Project description: The most important issue in vaccine development is to balance safety with efficacy. The use of synthetic peptide-based vaccines which can trigger the desired immune response and can reflect on the antigenic variability is a safe approach, but the low immunogenicity needs to be addressed. In this project we investigate a new approach that combines vaccination, host-directed therapy and advanced vaccine/drug-delivery with the aim of improving treatment outcomes of antimicrobial resistant infection with a focus on Mycobacterium tuberculosis. The ESR focuses on the synthesis and characterisation of multicomponent peptide-based vaccine conjugates. To increase immunogenicity and overall bioavailability, conjugates will be formulated (polymeric nanoparticles, cyclodextrins, etc.) and the new candidates will be tested in vitro and in vivo in a murine model of tuberculosis.

Organisation/Institute: Ludwig Maximilian University of Munich (Munich, Germany) Researcher: Enisa Smlatić Supervisor: Prof. Johannes Huebner

Project description: Pseudomonas aeruginosa is an important opportunistic pathogen causing a wide range of acute and chronic infections in immunocompromised patients. These pathogens pose increasing problems in the hospital setting due to the emergence of drug-resistant strains. This project will try to isolate and characterize novel monoclonal antibodies against P. aeruginosa. The ESR focuses on (i) isolating B-cells that produce opsonic and protective antibodies against bacterial pathogens; (ii) isolating and characterising novel monoclonal antibodies in vitro for affinity and opsonic activity; (iii) scaling-up promising monoclonal antibodies for efficacy testing in chronically infected mice in collaboration with UCD; (iv) identifying target antigens through secondments with partners CIC bioGUNE (Bilbao, Spain) and CNR-IBB (Naples, Italy). 

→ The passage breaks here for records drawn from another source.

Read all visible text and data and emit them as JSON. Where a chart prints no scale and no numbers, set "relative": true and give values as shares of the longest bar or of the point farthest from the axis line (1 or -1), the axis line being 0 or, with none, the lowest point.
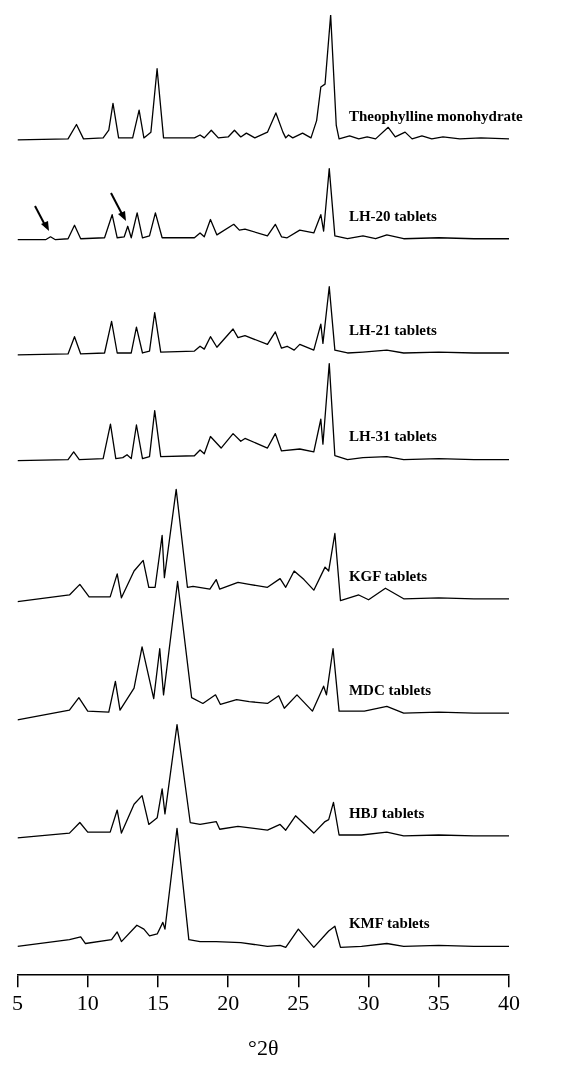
{
  "chart_data": {
    "type": "line",
    "relative": true,
    "xlabel": "°2θ",
    "xlim": [
      5,
      40
    ],
    "xticks": [
      5,
      10,
      15,
      20,
      25,
      30,
      35,
      40
    ],
    "grid": false,
    "legend": false,
    "marker": "none",
    "line_style": "solid",
    "series": [
      {
        "name": "Theophylline monohydrate",
        "color": "#000000",
        "x": [
          5,
          8.6,
          9.2,
          9.7,
          11.1,
          11.5,
          11.8,
          12.2,
          13.2,
          13.66,
          14.0,
          14.5,
          14.94,
          15.4,
          17.6,
          18.0,
          18.3,
          18.8,
          19.3,
          20.0,
          20.45,
          20.9,
          21.3,
          21.9,
          22.8,
          23.4,
          23.9,
          24.1,
          24.3,
          24.6,
          25.3,
          25.9,
          26.3,
          26.6,
          26.9,
          27.3,
          27.7,
          27.9,
          28.65,
          29.3,
          29.9,
          30.5,
          31.4,
          31.9,
          32.6,
          33.1,
          33.8,
          34.5,
          35.3,
          36.5,
          38,
          40
        ],
        "values": [
          0.87,
          0.871,
          0.886,
          0.871,
          0.872,
          0.88,
          0.908,
          0.872,
          0.872,
          0.901,
          0.872,
          0.878,
          0.944,
          0.872,
          0.872,
          0.875,
          0.872,
          0.88,
          0.872,
          0.873,
          0.88,
          0.873,
          0.877,
          0.872,
          0.878,
          0.898,
          0.878,
          0.872,
          0.875,
          0.872,
          0.877,
          0.872,
          0.89,
          0.925,
          0.928,
          1.0,
          0.885,
          0.871,
          0.874,
          0.871,
          0.873,
          0.871,
          0.883,
          0.873,
          0.878,
          0.871,
          0.874,
          0.871,
          0.873,
          0.871,
          0.872,
          0.871
        ]
      },
      {
        "name": "LH-20 tablets",
        "color": "#000000",
        "x": [
          5,
          7.0,
          7.35,
          7.7,
          8.6,
          9.06,
          9.5,
          11.2,
          11.74,
          12.1,
          12.6,
          12.85,
          13.1,
          13.52,
          13.9,
          14.4,
          14.82,
          15.3,
          17.6,
          18.0,
          18.3,
          18.74,
          19.2,
          20.4,
          20.8,
          21.2,
          22.8,
          23.36,
          23.8,
          24.2,
          25.1,
          26.1,
          26.6,
          26.8,
          27.2,
          27.6,
          28.5,
          29.6,
          30.5,
          31.3,
          32.5,
          35,
          37.5,
          40
        ],
        "values": [
          0.766,
          0.766,
          0.769,
          0.766,
          0.767,
          0.781,
          0.767,
          0.768,
          0.792,
          0.768,
          0.769,
          0.78,
          0.768,
          0.794,
          0.768,
          0.77,
          0.794,
          0.768,
          0.768,
          0.773,
          0.769,
          0.787,
          0.771,
          0.782,
          0.776,
          0.777,
          0.77,
          0.782,
          0.769,
          0.768,
          0.776,
          0.773,
          0.792,
          0.775,
          0.84,
          0.77,
          0.767,
          0.77,
          0.767,
          0.771,
          0.767,
          0.768,
          0.767,
          0.767
        ]
      },
      {
        "name": "LH-21 tablets",
        "color": "#000000",
        "x": [
          5,
          8.6,
          9.06,
          9.5,
          11.2,
          11.7,
          12.1,
          13.1,
          13.47,
          13.9,
          14.4,
          14.77,
          15.2,
          17.6,
          18.0,
          18.3,
          18.74,
          19.2,
          20.35,
          20.7,
          21.2,
          22.8,
          23.36,
          23.8,
          24.2,
          24.7,
          25.1,
          26.1,
          26.6,
          26.75,
          27.2,
          27.6,
          28.5,
          29.6,
          31.3,
          32.5,
          35,
          37.5,
          40
        ],
        "values": [
          0.646,
          0.647,
          0.665,
          0.647,
          0.648,
          0.681,
          0.648,
          0.648,
          0.675,
          0.648,
          0.65,
          0.69,
          0.649,
          0.65,
          0.655,
          0.652,
          0.665,
          0.654,
          0.673,
          0.664,
          0.666,
          0.657,
          0.67,
          0.653,
          0.655,
          0.651,
          0.657,
          0.651,
          0.678,
          0.658,
          0.717,
          0.651,
          0.648,
          0.649,
          0.651,
          0.648,
          0.649,
          0.648,
          0.648
        ]
      },
      {
        "name": "LH-31 tablets",
        "color": "#000000",
        "x": [
          5,
          8.6,
          9.0,
          9.4,
          11.1,
          11.62,
          12.0,
          12.5,
          12.8,
          13.1,
          13.47,
          13.9,
          14.4,
          14.77,
          15.2,
          17.6,
          18.0,
          18.3,
          18.74,
          19.5,
          20.35,
          20.9,
          21.2,
          22.8,
          23.36,
          23.8,
          25.1,
          26.1,
          26.6,
          26.75,
          27.2,
          27.6,
          28.5,
          29.6,
          31.3,
          32.5,
          35,
          37.5,
          40
        ],
        "values": [
          0.536,
          0.537,
          0.545,
          0.537,
          0.538,
          0.574,
          0.538,
          0.539,
          0.542,
          0.538,
          0.573,
          0.538,
          0.54,
          0.588,
          0.54,
          0.541,
          0.547,
          0.543,
          0.561,
          0.549,
          0.564,
          0.556,
          0.559,
          0.549,
          0.564,
          0.546,
          0.548,
          0.545,
          0.579,
          0.553,
          0.637,
          0.541,
          0.537,
          0.539,
          0.54,
          0.537,
          0.538,
          0.537,
          0.537
        ]
      },
      {
        "name": "KGF tablets",
        "color": "#000000",
        "x": [
          5,
          8.7,
          9.44,
          10.1,
          11.6,
          12.1,
          12.4,
          13.3,
          13.95,
          14.35,
          14.8,
          15.3,
          15.46,
          16.3,
          17.1,
          17.5,
          18.7,
          19.15,
          19.4,
          20.7,
          21.5,
          22.8,
          23.7,
          24.1,
          24.7,
          25.4,
          26.1,
          26.9,
          27.16,
          27.6,
          28.0,
          29.3,
          30.0,
          31.2,
          32.5,
          35,
          37.5,
          40
        ],
        "values": [
          0.389,
          0.396,
          0.407,
          0.394,
          0.394,
          0.418,
          0.393,
          0.421,
          0.432,
          0.404,
          0.404,
          0.458,
          0.414,
          0.506,
          0.404,
          0.405,
          0.402,
          0.412,
          0.402,
          0.409,
          0.407,
          0.404,
          0.413,
          0.404,
          0.421,
          0.412,
          0.401,
          0.425,
          0.421,
          0.46,
          0.39,
          0.396,
          0.391,
          0.403,
          0.392,
          0.393,
          0.392,
          0.392
        ]
      },
      {
        "name": "MDC tablets",
        "color": "#000000",
        "x": [
          5,
          8.7,
          9.37,
          10.0,
          11.5,
          11.97,
          12.3,
          13.3,
          13.87,
          14.7,
          15.13,
          15.4,
          16.4,
          17.4,
          18.2,
          19.1,
          19.45,
          20.6,
          21.5,
          22.8,
          23.6,
          24.0,
          24.9,
          26.0,
          26.8,
          27.0,
          27.47,
          27.9,
          29.7,
          31.3,
          32.5,
          35,
          37.5,
          40
        ],
        "values": [
          0.266,
          0.276,
          0.289,
          0.275,
          0.274,
          0.306,
          0.276,
          0.299,
          0.342,
          0.288,
          0.34,
          0.292,
          0.41,
          0.289,
          0.283,
          0.292,
          0.282,
          0.287,
          0.285,
          0.283,
          0.291,
          0.278,
          0.292,
          0.275,
          0.301,
          0.292,
          0.34,
          0.275,
          0.275,
          0.28,
          0.273,
          0.274,
          0.273,
          0.273
        ]
      },
      {
        "name": "HBJ tablets",
        "color": "#000000",
        "x": [
          5,
          8.7,
          9.44,
          10.0,
          11.6,
          12.1,
          12.4,
          13.3,
          13.87,
          14.35,
          14.95,
          15.3,
          15.5,
          16.36,
          17.3,
          18.0,
          19.15,
          19.4,
          20.7,
          22.8,
          23.7,
          24.1,
          24.8,
          26.1,
          26.9,
          27.16,
          27.5,
          27.9,
          29.5,
          31.3,
          32.5,
          35,
          37.5,
          40
        ],
        "values": [
          0.143,
          0.148,
          0.159,
          0.149,
          0.149,
          0.172,
          0.148,
          0.178,
          0.187,
          0.157,
          0.164,
          0.194,
          0.168,
          0.261,
          0.159,
          0.157,
          0.16,
          0.152,
          0.155,
          0.151,
          0.157,
          0.151,
          0.166,
          0.148,
          0.16,
          0.162,
          0.18,
          0.146,
          0.146,
          0.149,
          0.145,
          0.146,
          0.145,
          0.145
        ]
      },
      {
        "name": "KMF tablets",
        "color": "#000000",
        "x": [
          5,
          8.7,
          9.5,
          9.84,
          11.7,
          12.1,
          12.4,
          13.5,
          14.0,
          14.4,
          14.95,
          15.35,
          15.5,
          16.36,
          17.2,
          18.0,
          19.15,
          20.9,
          22.8,
          23.7,
          24.1,
          25.0,
          26.1,
          27.16,
          27.6,
          28.0,
          29.5,
          31.3,
          32.5,
          35,
          37.5,
          40
        ],
        "values": [
          0.03,
          0.037,
          0.04,
          0.033,
          0.037,
          0.045,
          0.035,
          0.052,
          0.048,
          0.041,
          0.043,
          0.055,
          0.048,
          0.153,
          0.037,
          0.035,
          0.035,
          0.034,
          0.03,
          0.031,
          0.029,
          0.048,
          0.029,
          0.046,
          0.051,
          0.029,
          0.03,
          0.033,
          0.03,
          0.031,
          0.03,
          0.03
        ]
      }
    ]
  }
}
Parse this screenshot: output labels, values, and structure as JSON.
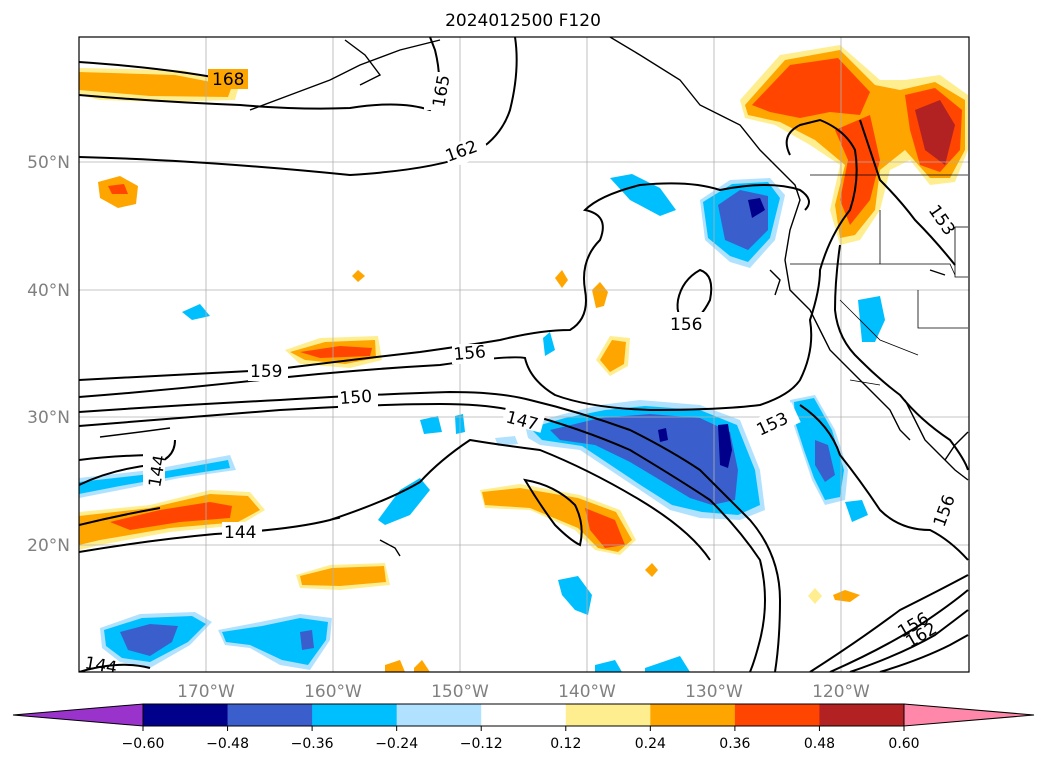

Organisation/Institute: ImmunXperts (Gosselies, Belgium) Researcher: Lorenzo Bossi Supervisor: Dr. Séverine Giltaire

Project description: This project will target selected ESKAPE pathogens (a group of multidrug resistant bacteria that are the leading cause of hospital infections globally, which “escape” biocidal action of antibiotics (3), e.g. Pseudomonas aeruginosa, staphylococci, enterococci). The ESR will be trained at IMXP in immunoanalytical platforms such as cytokine analysis (ELISA, HTRF and Luminex), T and B cell ELISPOT and multicolour flow cytometry for the evaluation of different phenotypic populations in combination with the secretion of cytokines. The ESR is focusing on optimising a suite of in vitro assays to evaluate candidate antigens/adjuvant combinations (identified in WP1) using human peripheral blood cells from healthy donors (male and female) and to identify correlates of protection in patient samples. ESR15, on secondment at St Georges Hospital, University of London (SGUL), will perform in vivo studies to evaluate Th17 response giving maximal protection against mucosal pathogens and will be trained in identification of host receptors using a proteomic approach at University College Dublin (UCD).